The TRPVI receptor was already known to be responsible for human perceptions of burning and hot temperatures. It seemed like a good direction to take research into BMS, so the researchers looked for differences in TRPVI numbers in healthy and burning mouth syndrome (BMS) patients mouths.
TRPVI is a part of the endocannabinoid system and is linked to and partly regulated by CB1 and CB2 receptors, which play large roles in the regulation of inflammation. The researchers decided to look at the numbers of these receptors too so the hypothesis that BMS is inflammation related could be investigated.
The results were interesting: TRPVI and CB2 receptors were found in different locations and concentrations in the tongue samples taken from the test subjects. TRPVI and CB2 were co-localized in the tongues of BMS patients, which was not seen in healthy controls. CB1 receptor expression was lower in these areas. In addition, TRPVI was increased closer to the plasma membrane, again different to controls.
Other studies have uncovered TRPVI’s role in immune system upregulation during pain states. Neuropathic pain and inflammation all seem to show increased TRPVI expression. The authors correlate TRPVI expression with the symptoms of BMS patients. The increased expression of CB2 receptors might not be significant.
When the expression of TRPVI and CB receptors changes in the mouth, abnormal activation levels can occur, resulting in the changes to epithelial nervous cell activity that are thought to result in BMS.
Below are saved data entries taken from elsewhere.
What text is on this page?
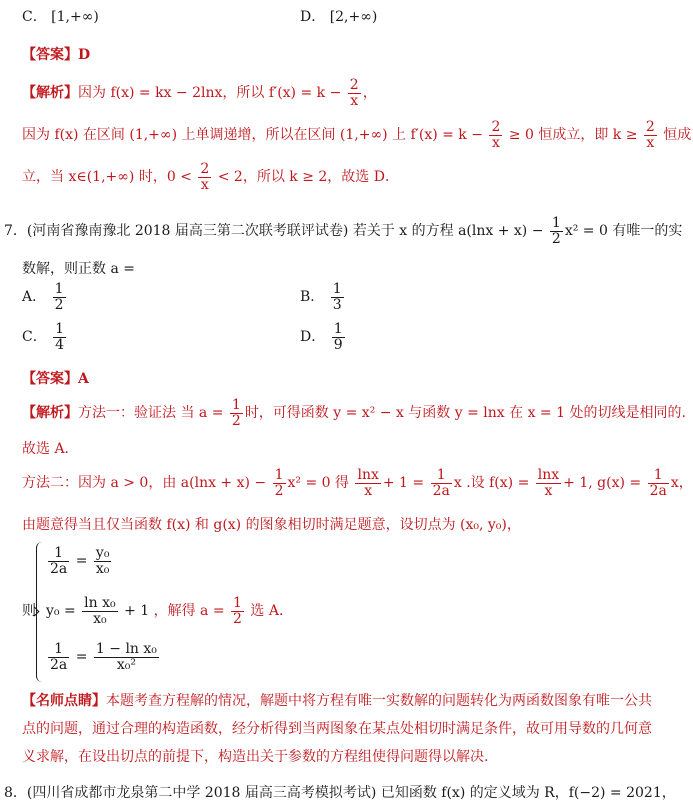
C． [1,+∞)	D． [2,+∞)
【答案】D
【解析】因为 f(x) = kx − 2lnx，所以 $f'(x) = k - \frac{2}{x}$ ，
因为 f(x) 在区间 (1,+∞) 上单调递增，所以在区间 (1,+∞) 上 $f'(x) = k - \frac{2}{x} \ge 0$ 恒成立，即 $k \ge \frac{2}{x}$ 恒成
立，当 x∈(1,+∞) 时，$0 < \frac{2}{x} < 2$，所以 k ≥ 2，故选 D．
7．(河南省豫南豫北 2018 届高三第二次联考联评试卷) 若关于 x 的方程 $a(\ln x + x) - \frac{1}{2} x^2 = 0$ 有唯一的实
数解，则正数 a =
A． $\frac{1}{2}$	B． $\frac{1}{3}$
C． $\frac{1}{4}$	D． $\frac{1}{9}$
【答案】A
【解析】方法一：验证法 当 $a = \frac{1}{2}$ 时，可得函数 y = x² − x 与函数 y = lnx 在 x = 1 处的切线是相同的.
故选 A．
方法二：因为 a > 0，由 $a(\ln x + x) - \frac{1}{2} x^2 = 0$ 得 $\frac{\ln x}{x} + 1 = \frac{1}{2a}$ x .设 $f(x) = \frac{\ln x}{x} + 1$, $g(x) = \frac{1}{2a}$ x，
由题意得当且仅当函数 f(x) 和 g(x) 的图象相切时满足题意，设切点为 (x₀, y₀)，
则
$\frac{1}{2a} = \frac{\text{y₀}}{\text{x₀}}$
$y_0 = \frac{\text{ln x₀}}{\text{x₀}} + 1$ ，解得 $a = \frac{1}{2}$ 选 A．
$\frac{1}{2a} = \frac{\text{1 − ln x₀}}{\text{x₀²}}$
【名师点睛】本题考查方程解的情况，解题中将方程有唯一实数解的问题转化为两函数图象有唯一公共
点的问题，通过合理的构造函数，经分析得到当两图象在某点处相切时满足条件，故可用导数的几何意
义求解，在设出切点的前提下，构造出关于参数的方程组使得问题得以解决.
8．(四川省成都市龙泉第二中学 2018 届高三高考模拟考试) 已知函数 f(x) 的定义域为 R，f(−2) = 2021，
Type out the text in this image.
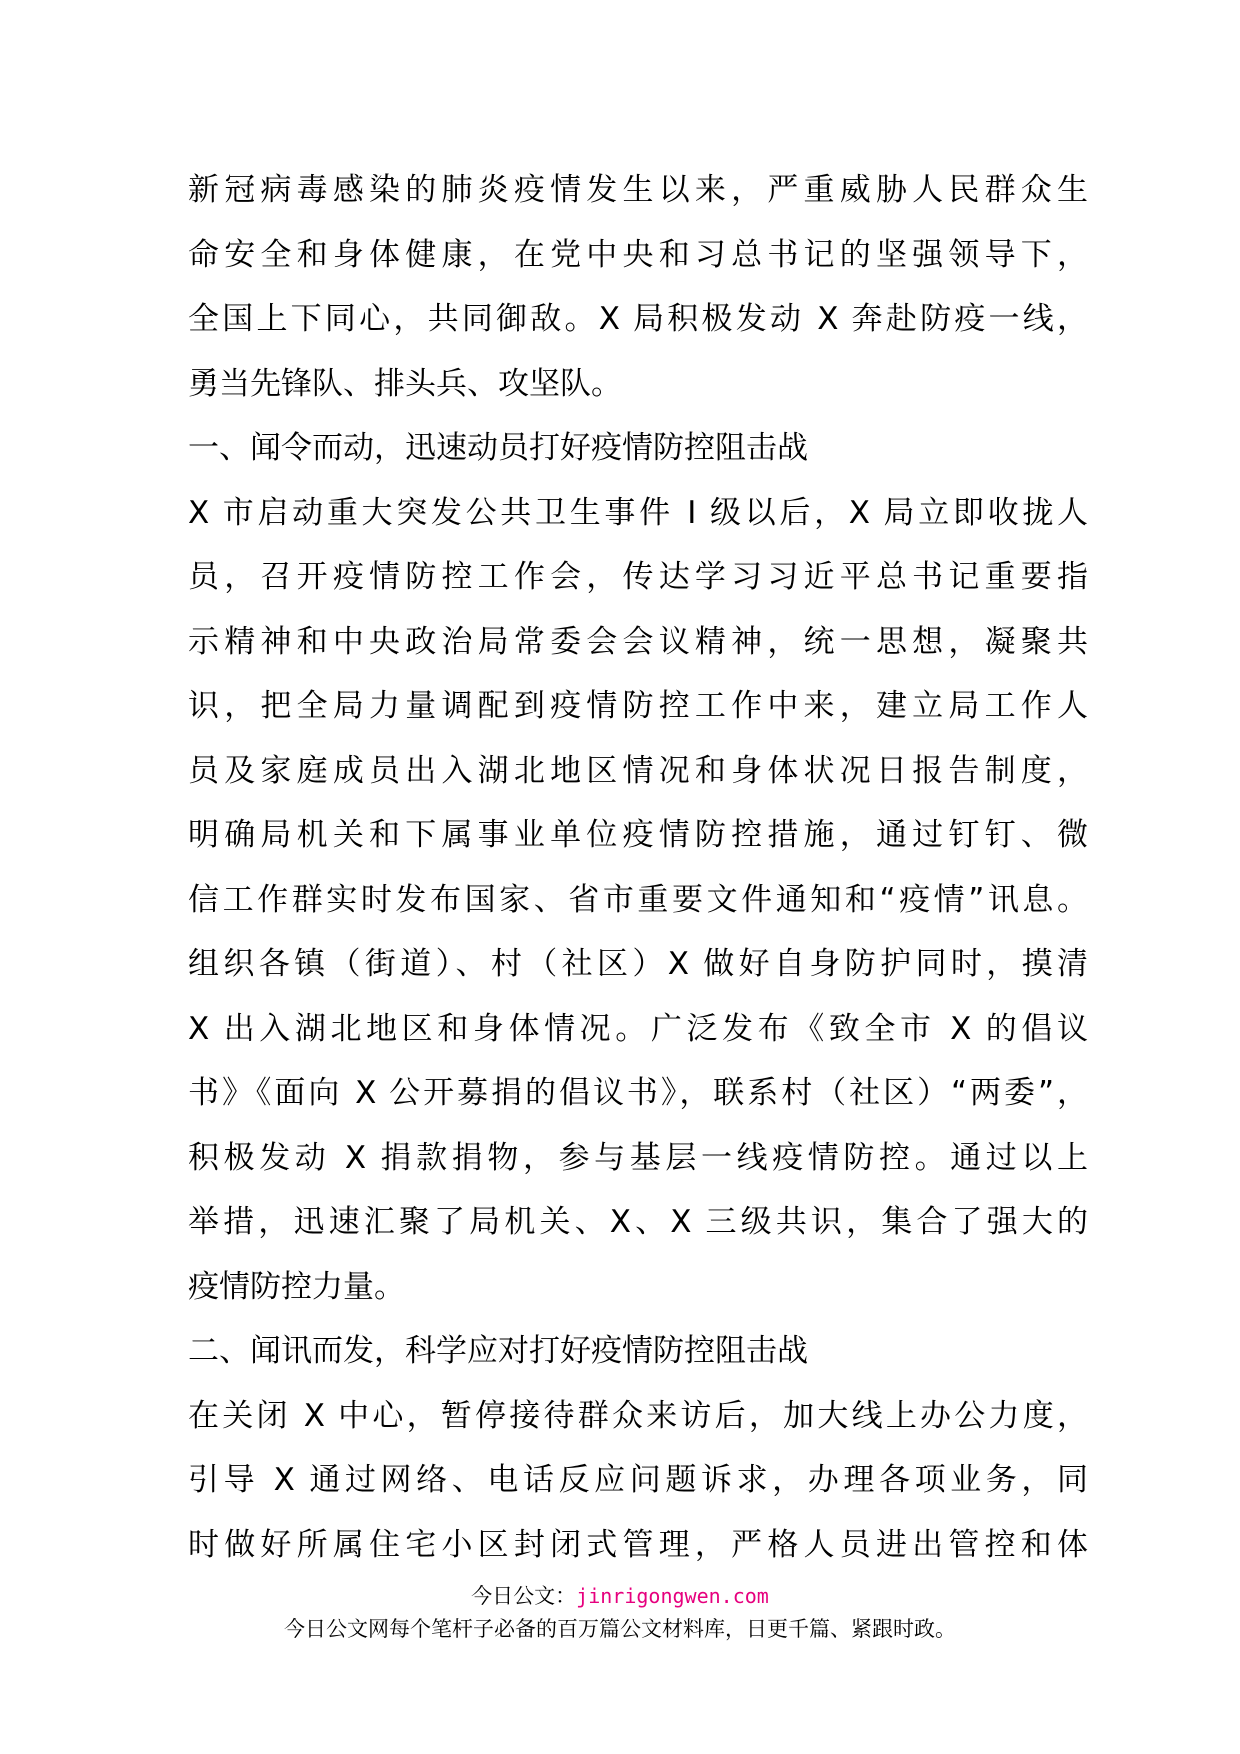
新冠病毒感染的肺炎疫情发生以来，严重威胁人民群众生
命安全和身体健康，在党中央和习总书记的坚强领导下，
全国上下同心，共同御敌。X 局积极发动 X 奔赴防疫一线，
勇当先锋队、排头兵、攻坚队。
一、闻令而动，迅速动员打好疫情防控阻击战
X 市启动重大突发公共卫生事件 I 级以后，X 局立即收拢人
员，召开疫情防控工作会，传达学习习近平总书记重要指
示精神和中央政治局常委会会议精神，统一思想，凝聚共
识，把全局力量调配到疫情防控工作中来，建立局工作人
员及家庭成员出入湖北地区情况和身体状况日报告制度，
明确局机关和下属事业单位疫情防控措施，通过钉钉、微
信工作群实时发布国家、省市重要文件通知和“疫情”讯息。
组织各镇（街道）、村（社区）X 做好自身防护同时，摸清
X 出入湖北地区和身体情况。广泛发布《致全市 X 的倡议
书》《面向 X 公开募捐的倡议书》，联系村（社区）“两委”，
积极发动 X 捐款捐物，参与基层一线疫情防控。通过以上
举措，迅速汇聚了局机关、X、X 三级共识，集合了强大的
疫情防控力量。
二、闻讯而发，科学应对打好疫情防控阻击战
在关闭 X 中心，暂停接待群众来访后，加大线上办公力度，
引导 X 通过网络、电话反应问题诉求，办理各项业务，同
时做好所属住宅小区封闭式管理，严格人员进出管控和体
今日公文：jinrigongwen.com
今日公文网每个笔杆子必备的百万篇公文材料库，日更千篇、紧跟时政。
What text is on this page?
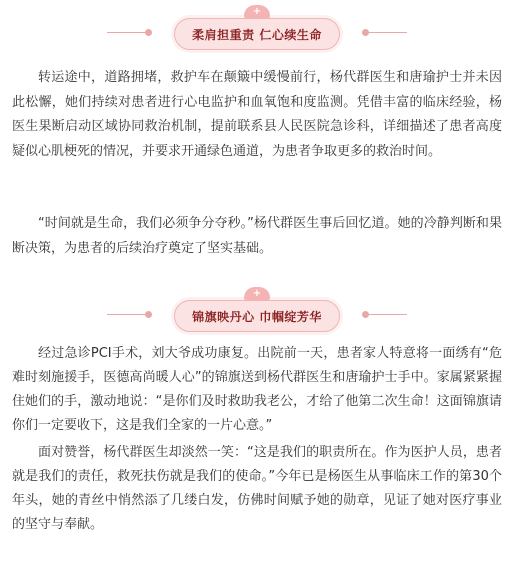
柔肩担重责 仁心续生命
+

转运途中，道路拥堵，救护车在颠簸中缓慢前行，杨代群医生和唐瑜护士并未因此松懈，她们持续对患者进行心电监护和血氧饱和度监测。凭借丰富的临床经验，杨医生果断启动区域协同救治机制，提前联系县人民医院急诊科，详细描述了患者高度疑似心肌梗死的情况，并要求开通绿色通道，为患者争取更多的救治时间。

“时间就是生命，我们必须争分夺秒。”杨代群医生事后回忆道。她的冷静判断和果断决策，为患者的后续治疗奠定了坚实基础。

锦旗映丹心 巾帼绽芳华
+

经过急诊PCI手术，刘大爷成功康复。出院前一天，患者家人特意将一面绣有“危难时刻施援手，医德高尚暖人心”的锦旗送到杨代群医生和唐瑜护士手中。家属紧紧握住她们的手，激动地说：“是你们及时救助我老公，才给了他第二次生命！这面锦旗请你们一定要收下，这是我们全家的一片心意。”

面对赞誉，杨代群医生却淡然一笑：“这是我们的职责所在。作为医护人员，患者就是我们的责任，救死扶伤就是我们的使命。”今年已是杨医生从事临床工作的第30个年头，她的青丝中悄然添了几缕白发，仿佛时间赋予她的勋章，见证了她对医疗事业的坚守与奉献。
The authors conclude that TRPVI expression correlates with BMS, leading to the conclusion that through altering the endocannabinoid system with exogenous cannabinoids, it might be possible to achieve relief of symptoms. Although it is unclear whether this will be effective at this time, it remains a possibility
The causes of the debilitating condition of burning mouth syndrome have been partly discovered. A dysregulated or altered endocannabinoid system seems to play a role and because of this, it represents a possible avenue for effective therapies, of which there are currently none.